Lins Rafael Dueire, Bernardino Rodrigo, Barboza Ricardo da Silva, De Oliveira Raimundo Correa
Centro de Informática, Universidade Federal de Pernambuco, Recife 50670-901, PE, Brazil.
Departamento de Computação, Universidade Federal Rural de Pernambuco, Recife 55815-060, PE, Brazil.
J Imaging. 2022 Oct 5;8(10):272. doi: 10.3390/jimaging8100272.

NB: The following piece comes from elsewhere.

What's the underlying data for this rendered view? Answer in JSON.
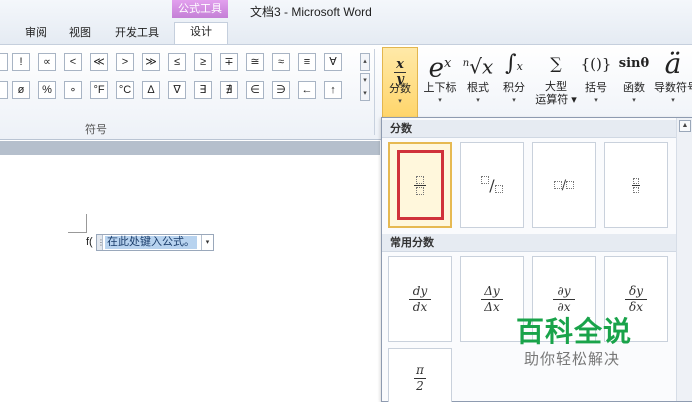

The intrinsic features of documents, such as paper color, texture, aging, translucency, the kind of printing, typing or handwriting, etc., are important with regard to how to process and enhance their image. Image binarization is the process of producing a monochromatic image having its color version as input. It is a key step in the document processing pipeline. The recent Quality-Time Binarization Competitions for documents have shown that no binarization algorithm is good for any kind of document image. This paper uses a sample of the texture of the scanned historical documents as the main document feature to select which of the 63 widely used algorithms, using five different versions of the input images, totaling 315 document image-binarization schemes, provides a reasonable quality-time trade-off.
文档的内在特征,如纸张颜色、质地、老化程度、半透明度、印刷、打字或手写的种类等,对于如何处理和增强其图像非常重要。图像二值化是将彩色版本作为输入来生成单色图像的过程。它是文档处理流程中的关键步骤。最近针对文档的质量-时间二值化竞赛表明,没有一种二值化算法适用于任何类型的文档图像。本文使用扫描的历史文档纹理样本作为主要文档特征,从63种广泛使用的算法中选择,使用五种不同版本的输入图像,总共315种文档图像二值化方案,以提供合理的质量-时间权衡。